Senator WHITE (interposing). Independent bondholders' committee of the Missouri Pacific Railroad, do you say?

Mr. BEARD. Yes, sir. I am speaking not only for our own committee but for a great number of teachers, lawyers, doctors, dentists, farmers, banks in small towns, that have communicated with us and asked us to secure an open investigation of the affairs of this railroad in which they have invested their money.

Senator WHITE. Might I interrupt again right there, Mr. Chairman?

The CHAIRMAN. Certainly.

Senator WHITE. Tell us what this bondholders' committee is.

Mr. BEARD. It is a committee of holders of Missouri Pacific Railroad bonds. It was formed for the purpose of getting inside informa

tion on the organization and financing of the Missouri Pacific Railroad, in which we have invested our money.

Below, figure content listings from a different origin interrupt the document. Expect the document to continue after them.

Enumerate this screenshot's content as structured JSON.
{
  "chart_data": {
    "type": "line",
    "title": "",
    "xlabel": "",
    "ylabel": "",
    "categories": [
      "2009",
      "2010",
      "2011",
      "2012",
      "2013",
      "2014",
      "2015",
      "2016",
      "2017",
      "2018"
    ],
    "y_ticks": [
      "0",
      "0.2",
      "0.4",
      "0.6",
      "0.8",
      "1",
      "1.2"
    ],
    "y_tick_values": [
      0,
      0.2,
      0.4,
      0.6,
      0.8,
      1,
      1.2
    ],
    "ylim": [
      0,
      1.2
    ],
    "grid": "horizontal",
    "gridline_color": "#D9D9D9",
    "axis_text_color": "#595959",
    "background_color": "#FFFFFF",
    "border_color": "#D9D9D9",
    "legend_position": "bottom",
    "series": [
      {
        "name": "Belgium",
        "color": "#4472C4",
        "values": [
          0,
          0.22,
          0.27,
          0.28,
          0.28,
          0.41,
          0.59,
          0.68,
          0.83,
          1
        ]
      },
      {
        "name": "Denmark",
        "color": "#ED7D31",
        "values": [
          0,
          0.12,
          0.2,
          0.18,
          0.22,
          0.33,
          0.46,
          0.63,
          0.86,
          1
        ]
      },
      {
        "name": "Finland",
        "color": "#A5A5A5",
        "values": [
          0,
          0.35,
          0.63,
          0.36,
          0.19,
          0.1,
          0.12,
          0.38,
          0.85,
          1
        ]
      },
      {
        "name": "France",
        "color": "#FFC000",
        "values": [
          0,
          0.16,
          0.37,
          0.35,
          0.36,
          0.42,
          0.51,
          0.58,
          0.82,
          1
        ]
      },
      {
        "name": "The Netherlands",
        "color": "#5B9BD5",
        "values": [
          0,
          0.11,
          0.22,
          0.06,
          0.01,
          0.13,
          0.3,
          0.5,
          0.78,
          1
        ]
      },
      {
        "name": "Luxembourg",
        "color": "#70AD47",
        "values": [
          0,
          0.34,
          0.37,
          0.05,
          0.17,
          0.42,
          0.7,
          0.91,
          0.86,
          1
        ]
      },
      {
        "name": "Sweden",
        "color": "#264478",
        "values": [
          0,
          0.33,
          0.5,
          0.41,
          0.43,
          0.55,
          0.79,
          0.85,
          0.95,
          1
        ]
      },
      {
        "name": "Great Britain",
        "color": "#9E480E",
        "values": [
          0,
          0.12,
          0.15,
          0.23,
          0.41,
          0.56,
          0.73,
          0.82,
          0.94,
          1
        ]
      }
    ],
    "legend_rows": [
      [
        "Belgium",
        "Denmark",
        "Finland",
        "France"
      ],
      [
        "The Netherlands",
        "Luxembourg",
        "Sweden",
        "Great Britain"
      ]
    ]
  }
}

Senator WHITE. Is there litigation pending in which this bondholders' committee is interested?

Mr. MAXWELL BRANDWEN. Might I reply to that?

Senator WHITE. I just want to get what this bondholders' committee is.

STATEMENT OF MAXWELL BRANDWEN, NEW YORK; COUNSEL FOR INDEPENDENT COMMITTEE OF BONDHOLDERS OF THE MISSOURI PACIFIC RAILROAD.

Mr. BRANDWEN. No; with respect to lots of matters in which the committee is interested, practically all the matters, I might say, there is no litigation pending at all. The purpose of the committee is to obtain information, detailed data, which up to the present time has not been made available through any agency whatsoever.

Senator WHITE. What amount of bonds does this bondholders' committee represent, and what bonds are they?

Mr. BRANDWEN. Well, they are bonds of various issues. The bondholders whom the committee is speaking for runs into a great number. One of the difficulties with respect to this situation is that bondholders have not been permitted to communicate with one another because the spirit and intention of the statute which was adopted by the Senate in 1933 has not been carried out in this case. That is to say, up to the present time, although 2 years have gone by since the Missouri Pacific Railroad went into bankruptcy, no list of bondholders has been made available to any agency whatsoever, except to certain banking groups that have monopolistic control of the list.

Senator WHITE. Now, may I ask who this gentleman is?

Mr. BRANDWEN. My name is Maxwell Brandwen, 30 Broad Street, New York. I am counsel for this bondholders' committee.

Senator SHIPSTEAD. You are counsel for what committee? Mr. BRANDWEN. The independent committee of bondholders for the owners of bonds of the Missouri Pacific Railroad.

Senator WHITE. You have not yet told me what amount of bonds your committee represents.

Mr. BRANDWEN. No; and I cannot answer that question because we have not made any calculation of it. But we can speak for hundreds of people who have asked us to speak for them. It is a small group. Senator WHITE. Well, you cannot make any statement as to the amount of bonds?

Mr. BRANDWEN. There will be hundreds of thousands of dollars of bonds in amount. It will be in that figure, several hundred thousand dollars.

Senator WHITE. Out of a total bond issue of what amount?

Mr. BRANDWEN. Out of a total of $376,000,000.

The CHAIRMAN. All right, Professor Beard, you may proceed with your statement.

Senator MINTON. Before Professor Beard takes up his statement let me ask the gentleman a question: When was this committee set up?